Das Kind darf nicht einmal mehr „Embryo“ sein, professionelle Abtreibungslobbyisten wie Pro Familia sprechen längst vom „Schwangerschaftsgewebe“, so als gälte es, einen gefährlichen Tumor aus dem Bauch der Mutter zu entfernen und nicht ihr eigenes Kind. „Pro Choice“ nennen sich die Abtreibungslobbyisten, die zuletzt im Bundesstaat New York die Legalisierung von Abtreibung bis zum Einsetzen der Wehen im neunten Monat erkämpften. Möchte das jemand mal bildlich sehen, wie ein überlebensfähiges Kind im neunten Monat kurz vor der Geburt getötet wird? Jemand sollte solche Bilder den Damen von den Jusos einmal vorspielen, damit sie wenigstens wissen, was sie bei ihrem jüngsten Bundesparteitag als vermeintliches „Frauenrecht“ gefordert haben. Wer von Barbarei sprechen will, findet hier sicher Anschauungsmaterial. 

Erst kürzlich mokierte sich ARD-Framing-Expertin Elisabeth Wehling darüber, daß sich diese „Abtreibungsgegner*innen“ tatsächlich „Lebensschützer“ nennen und damit allen, die anderer Meinung seien, unterstellten, „sie seien gegen das Leben“. Wer nicht „Pro Life“ sei, sei demnach „Pro Death“. Aus Perspektive des ungeborenen Kindes ist das schlicht eine nüchterne Feststellung. Es muß Menschen, die gewohnt sind, Ereignisse aus dem eigentlichen Kontext in medial erwünschte Rahmen zu setzen, zutiefst irritieren, wenn andere dennoch sprachlich pedantisch genau bleiben. Für fortgesetzte Sprachverschleierung und Sprechverbote sorgen weltweit Aktivisten, Unternehmen und auch Staaten. 

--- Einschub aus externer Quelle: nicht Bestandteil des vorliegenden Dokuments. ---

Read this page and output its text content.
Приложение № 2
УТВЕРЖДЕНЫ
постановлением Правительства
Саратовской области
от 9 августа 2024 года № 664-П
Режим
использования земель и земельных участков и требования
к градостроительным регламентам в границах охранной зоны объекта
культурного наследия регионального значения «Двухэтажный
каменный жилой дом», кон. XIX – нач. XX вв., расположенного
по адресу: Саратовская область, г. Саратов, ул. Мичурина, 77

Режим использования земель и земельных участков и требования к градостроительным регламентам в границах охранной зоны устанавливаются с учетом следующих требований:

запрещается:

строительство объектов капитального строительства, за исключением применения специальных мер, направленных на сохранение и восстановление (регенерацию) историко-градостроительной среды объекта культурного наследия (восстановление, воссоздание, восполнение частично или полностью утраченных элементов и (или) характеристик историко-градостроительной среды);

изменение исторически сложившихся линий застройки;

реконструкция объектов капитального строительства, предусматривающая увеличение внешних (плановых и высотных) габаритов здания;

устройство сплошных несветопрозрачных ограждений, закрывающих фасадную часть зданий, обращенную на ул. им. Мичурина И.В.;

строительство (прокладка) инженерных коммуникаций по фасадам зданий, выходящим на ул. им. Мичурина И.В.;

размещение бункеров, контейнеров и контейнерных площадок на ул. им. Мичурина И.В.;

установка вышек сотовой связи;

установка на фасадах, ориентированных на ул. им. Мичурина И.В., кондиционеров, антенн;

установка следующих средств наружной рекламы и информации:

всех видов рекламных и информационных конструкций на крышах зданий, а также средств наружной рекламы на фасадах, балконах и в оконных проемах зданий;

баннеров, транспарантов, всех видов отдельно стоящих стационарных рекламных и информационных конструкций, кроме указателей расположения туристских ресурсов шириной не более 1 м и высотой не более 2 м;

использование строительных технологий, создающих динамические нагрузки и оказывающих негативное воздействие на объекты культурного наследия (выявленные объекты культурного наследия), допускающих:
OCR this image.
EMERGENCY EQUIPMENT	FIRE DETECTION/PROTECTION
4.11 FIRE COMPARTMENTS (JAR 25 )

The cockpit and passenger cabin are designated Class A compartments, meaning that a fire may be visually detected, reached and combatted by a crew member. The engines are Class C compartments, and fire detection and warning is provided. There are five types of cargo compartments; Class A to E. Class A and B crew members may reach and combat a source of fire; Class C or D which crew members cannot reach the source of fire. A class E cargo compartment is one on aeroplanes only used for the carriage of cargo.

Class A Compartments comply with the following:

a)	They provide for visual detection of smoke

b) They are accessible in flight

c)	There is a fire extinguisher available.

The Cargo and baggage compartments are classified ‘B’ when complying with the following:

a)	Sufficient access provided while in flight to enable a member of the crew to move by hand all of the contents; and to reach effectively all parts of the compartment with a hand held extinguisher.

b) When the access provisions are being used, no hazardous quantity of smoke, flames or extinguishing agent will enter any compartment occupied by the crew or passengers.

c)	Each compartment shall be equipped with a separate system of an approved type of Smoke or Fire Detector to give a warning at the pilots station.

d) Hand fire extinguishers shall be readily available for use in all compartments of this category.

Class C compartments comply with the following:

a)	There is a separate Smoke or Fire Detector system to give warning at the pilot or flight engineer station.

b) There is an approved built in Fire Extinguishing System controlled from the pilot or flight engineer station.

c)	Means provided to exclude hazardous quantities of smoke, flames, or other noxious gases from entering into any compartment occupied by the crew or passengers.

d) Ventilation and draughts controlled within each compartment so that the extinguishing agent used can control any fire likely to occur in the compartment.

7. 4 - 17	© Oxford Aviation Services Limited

Anfang Juni verweigerte Twitter beispielsweise der US-Lebensschutzorganisation Live Action weitere Werbung, solange sie auf dem Portal und selbst auf ihrer unabhängigen Internetpräsenz weiterhin über „Abtreibungsverfahren“ schreibt oder gar „Ultraschallbilder“ von Ungeborenen zeigt. Frankreich hat es 2017 gesetzlich geregelt: Nicht etwa Abtreibung, sondern deren „Behinderung“ durch „Desinformation“ in den sozialen Medien gilt seither als Straftat, die mit zwei Jahren Haft und 30.000 Euro Geldstrafe geahndet werden kann. Informationen zu Komplikationen oder psychischen Folgen von Abtreibungen sind damit nicht mehr die Verbreitung von Fakten, sondern Auslegungssache im Bereich strafbarer „Desinformation“. Statt Meinungsvielfalt gilt fast wortwörtlich: Bloß nicht das Kind beim Namen nennen.